The Nigerian military’s failure to find the girls has drawn international attention to an escalating Islamic extremist insurrection that has killed more than 1,500 people so far this year. Boko Haram, whose name means “Western education is sinful”, has threatened to sell the girls.

READ MORE

Today British experts arrived in the Nigerian capital Abuja to help find the girls being held by Islamic militants in north-eastern Nigeria as an international effort began taking hold.

The experts were expected to work closely with US officials and agents in the search, the British government said as militants continued to stage attacks.

China and France have also promised help. Britain said its aim was not only to help with the current crisis but to defeat Boko Haram.

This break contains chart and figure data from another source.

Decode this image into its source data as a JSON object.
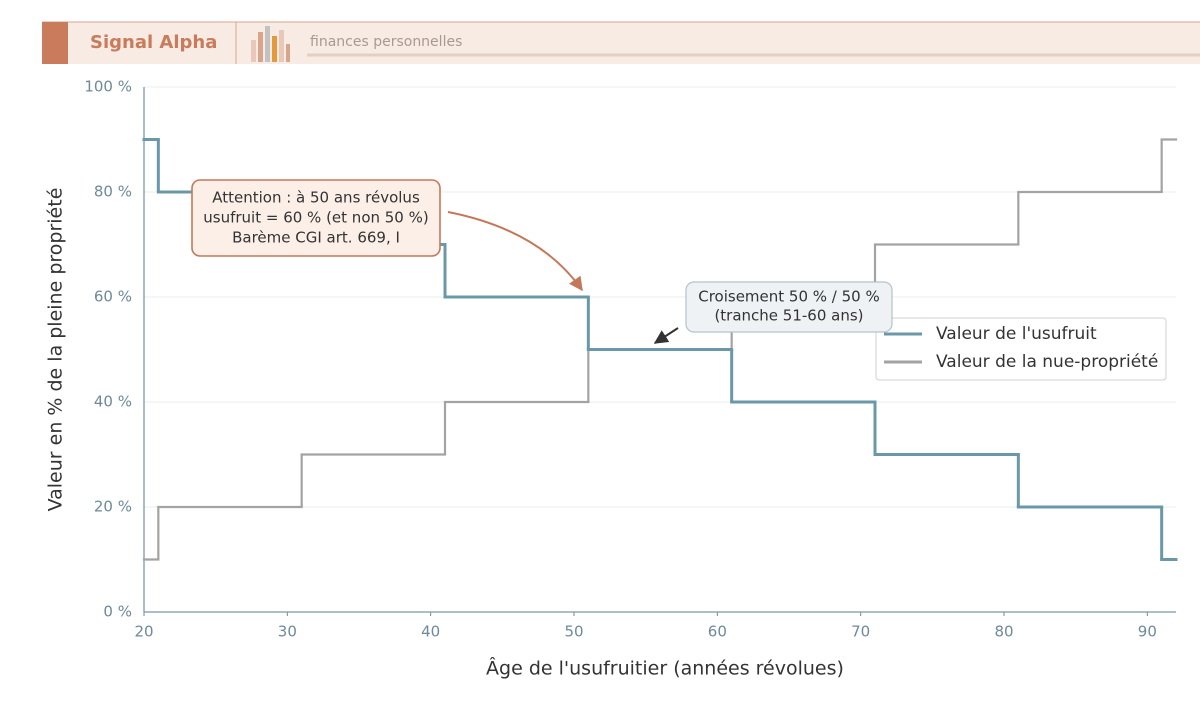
{
  "header": {
    "brand": "Signal Alpha",
    "tagline": "finances personnelles"
  },
  "chart_data": {
    "type": "step",
    "x_label": "Âge de l'usufruitier (années révolues)",
    "y_label": "Valeur en % de la pleine propriété",
    "x": [
      20,
      21,
      31,
      41,
      51,
      61,
      71,
      81,
      91
    ],
    "series": [
      {
        "name": "Valeur de l'usufruit",
        "color": "#6a98a8",
        "values": [
          90,
          80,
          70,
          60,
          50,
          40,
          30,
          20,
          10
        ]
      },
      {
        "name": "Valeur de la nue-propriété",
        "color": "#a3a3a3",
        "values": [
          10,
          20,
          30,
          40,
          50,
          60,
          70,
          80,
          90
        ]
      }
    ],
    "xlim": [
      20,
      92
    ],
    "ylim": [
      0,
      100
    ],
    "xticks": [
      20,
      30,
      40,
      50,
      60,
      70,
      80,
      90
    ],
    "yticks": [
      {
        "value": 0,
        "label": "0 %"
      },
      {
        "value": 20,
        "label": "20 %"
      },
      {
        "value": 40,
        "label": "40 %"
      },
      {
        "value": 60,
        "label": "60 %"
      },
      {
        "value": 80,
        "label": "80 %"
      },
      {
        "value": 100,
        "label": "100 %"
      }
    ],
    "grid": true,
    "legend": "right",
    "annotations": [
      {
        "lines": [
          "Attention : à 50 ans révolus",
          "usufruit = 60 % (et non 50 %)",
          "Barème CGI art. 669, I"
        ]
      },
      {
        "lines": [
          "Croisement 50 % / 50 %",
          "(tranche 51-60 ans)"
        ]
      }
    ]
  }
}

“The team will be considering not just the recent incidents but also longer-term counter-terrorism solutions to prevent such attacks in the future and defeat Boko Haram,” the Foreign Office said in a statement.

A local government official confirmed that the Islamic extremists bombed a bridge linking the town of Gamboru to the Borno state capital, Maiduguri, the headquarters of the Nigerian military offensive. Gamboru was attacked on Monday by Boko Haram, leaving many dead. Estimates of the death toll from that attack ranged from 100 to as many as 300.

Communications with the remote town are difficult and it was not immediately possible to reconcile conflicting accounts of when the bridge was bombed.

The bombing of the bridge would prevent army convoys reaching Gamboru while leaving the way open for the insurgents to escape across a strategic bridge into neighbouring Cameroon — a bridge leading into mountains where the militants are known to have hideouts in caves.

The mass kidnapping of the schoolgirls has focused the world’s attention on Boko Haram, and on the many civilian victims of the extremists.

President Goodluck Jonathan said at an economic forum yesterday: “I believe that the kidnap of these girls will be the beginning of the end of terror in Nigeria.”

However his government stands accused of being slow to mount operations to rescue the girls, who were kidnapped on April 15th.

Boko Haram, which wants to impose Islamic law on Nigeria, abducted more than 300 girls from a boarding school in the north-east town of Chibok. Yesterday the government of Borno state, where Chibok is located, identified 53 girls who escaped, potentially subjecting the girls to stigma in this conservative society.

The government said in a statement today that the 53 girls it identified by name include those who fled the day they were kidnapped and those who escaped from Boko Haram camps days later.

Borno’s government did not explain the decision to name the girls.

Chibok residents are staging a street protest today to press Borno’s government to do more to find the missing girls.

Boko Haram has killed more than 1,500 people this year.